Esta é a segunda investida policial contra Wilians em menos de um mês. Em julho, a residência e o escritório do advogado foram alvos de operação contra uma suposta fraude bilionária de créditos do Imposto sobre Circulação de Mercadorias e Serviços (ICMS).
Ação autorizada pela 4ª Vara Federal da Paraíba cumpre 17 mandados de busca e apreensão nos estados de São Paulo, Paraíba, Sergipe, Rio de Janeiro e Paraná. A Justiça decretou ainda a quebra dos sigilos bancário e telemático dos investigados, além do sequestro de até R$ 1,1 bilhão em bens e ativos financeiros.
Redes no exterior e apostas esportivas
O foco central da Operação Arena é um grupo empresarial do Nordeste suspeito de utilizar estruturas societárias e financeiras no exterior para ocultar a origem e o destino de recursos obtidos com jogos de azar e apostas esportivas.
Segundo os investigadores, o principal alvo da ação é a casa de apostas PixBet. A apuração aponta transações suspeitas entre a empresa e a PixStar, apontada como uma firma fantasma sediada na ilha de Curaçao, no Caribe.
A suspeita da Polícia Federal é que empresas abertas fora do país eram utilizadas para simular que as operações ocorriam no exterior, embora a gestão administrativa e decisória fosse realizada no Brasil. O mecanismo servia para justificar remessas internacionais de valores desproporcionais às atividades econômicas declaradas. Nelson Wilians é investigado sob a suspeita de atuar como operador financeiro da organização e ocultar bens ilícitos.
Histórico recente de investigações
A nova fase ostensiva ocorre quatro semanas após o Comitê Interinstitucional de Recuperação de Ativos de São Paulo (CIRA-SP) deflagrar a Operação Distrato.
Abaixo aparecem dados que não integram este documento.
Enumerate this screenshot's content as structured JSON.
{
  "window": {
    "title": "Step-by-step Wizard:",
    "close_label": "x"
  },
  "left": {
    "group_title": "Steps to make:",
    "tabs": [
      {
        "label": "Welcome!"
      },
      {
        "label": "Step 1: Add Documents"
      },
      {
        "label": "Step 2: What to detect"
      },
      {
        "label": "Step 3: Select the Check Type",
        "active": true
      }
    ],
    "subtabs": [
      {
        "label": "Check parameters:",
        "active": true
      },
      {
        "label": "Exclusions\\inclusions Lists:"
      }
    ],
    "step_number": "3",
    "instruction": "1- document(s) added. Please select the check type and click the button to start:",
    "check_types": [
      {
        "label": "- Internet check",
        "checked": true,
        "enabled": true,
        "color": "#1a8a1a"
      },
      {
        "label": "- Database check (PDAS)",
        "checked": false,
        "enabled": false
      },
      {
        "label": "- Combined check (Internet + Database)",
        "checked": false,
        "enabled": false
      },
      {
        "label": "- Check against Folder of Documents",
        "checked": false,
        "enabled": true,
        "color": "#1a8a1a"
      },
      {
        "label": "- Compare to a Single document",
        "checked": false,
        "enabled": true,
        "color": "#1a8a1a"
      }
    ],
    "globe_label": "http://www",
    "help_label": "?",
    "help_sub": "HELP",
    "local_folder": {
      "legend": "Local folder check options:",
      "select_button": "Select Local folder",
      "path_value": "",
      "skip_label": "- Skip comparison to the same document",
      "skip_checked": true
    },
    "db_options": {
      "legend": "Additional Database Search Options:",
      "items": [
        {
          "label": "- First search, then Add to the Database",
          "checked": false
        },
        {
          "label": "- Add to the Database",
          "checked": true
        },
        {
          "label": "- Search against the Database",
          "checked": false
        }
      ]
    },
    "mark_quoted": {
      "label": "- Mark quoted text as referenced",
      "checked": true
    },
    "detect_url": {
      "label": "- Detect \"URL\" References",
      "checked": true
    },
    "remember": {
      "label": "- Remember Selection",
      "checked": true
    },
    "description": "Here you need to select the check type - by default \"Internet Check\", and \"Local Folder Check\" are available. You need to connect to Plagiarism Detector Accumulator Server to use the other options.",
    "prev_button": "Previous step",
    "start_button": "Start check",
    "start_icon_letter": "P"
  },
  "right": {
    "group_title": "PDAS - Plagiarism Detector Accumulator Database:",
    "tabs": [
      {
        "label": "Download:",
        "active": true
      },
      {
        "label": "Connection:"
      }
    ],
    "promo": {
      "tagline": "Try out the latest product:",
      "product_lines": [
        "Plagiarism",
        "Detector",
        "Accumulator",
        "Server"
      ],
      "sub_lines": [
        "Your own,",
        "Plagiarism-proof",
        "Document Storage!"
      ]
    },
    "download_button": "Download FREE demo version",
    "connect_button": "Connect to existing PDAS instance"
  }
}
Na ocasião, as autoridades apuravam um esquema de venda de créditos falsos de ICMS que teria provocado prejuízo estimado em R$ 3,8 bilhões aos cofres públicos.
A apuração do CIRA-SP apontou que escritórios de advocacia, consultorias e intermediárias ofereciam papéis sem validade legal para empresas quitarem débitos fiscais. O grupo econômico ligado a Wilians e à esposa dele, Anne Wilians, figurava entre os núcleos investigados por suposta fabricação de documentos falsificados e uso de empresas de fachada.
Defesa nega irregularidades
Em nota, o advogado Santiago Schunck, que representa a defesa do escritório Nelson Wilians Advogados, afirmou que o envolvimento com a casa de apostas se restringe à representação jurídica.
“A relação entre o escritório e a PixBet é estritamente profissional e decorre da prestação de serviços de advocacia. A atuação do escritório em favor de seus clientes limita-se ao exercício regular da advocacia, não se confundindo com as atividades empresariais por eles desenvolvidas. O escritório repudia qualquer tentativa de associar a atuação profissional de seus advogados às atividades ou condutas atribuídas a seus clientes. É preciso ter cautela para que o legítimo exercício da advocacia não seja indevidamente criminalizado em razão da natureza ou das atividades daqueles que o advogado representa“, declarou a defesa.
Sobre as acusações anteriores referentes ao ICMS, o escritório informou que “a gestão das operações mencionadas era de responsabilidade exclusiva do escritório De Paula Advogados & Consultoria Jurídica, sem qualquer vínculo societário ou de controle com o NWADV. Ao identificar inconsistências, o escritório encerrou a parceria e comunicou seus clientes“. A nota acrescentou ainda que a banca “recebeu as autoridades, prestou integral colaboração e permanece à disposição para todos os esclarecimentos necessários“.
A Alpha Group, também citada nas investigações paulistas sobre o ICMS, declarou ter recebido com surpresa a citação no caso e negou a prática de ilícitos penais ou tributários.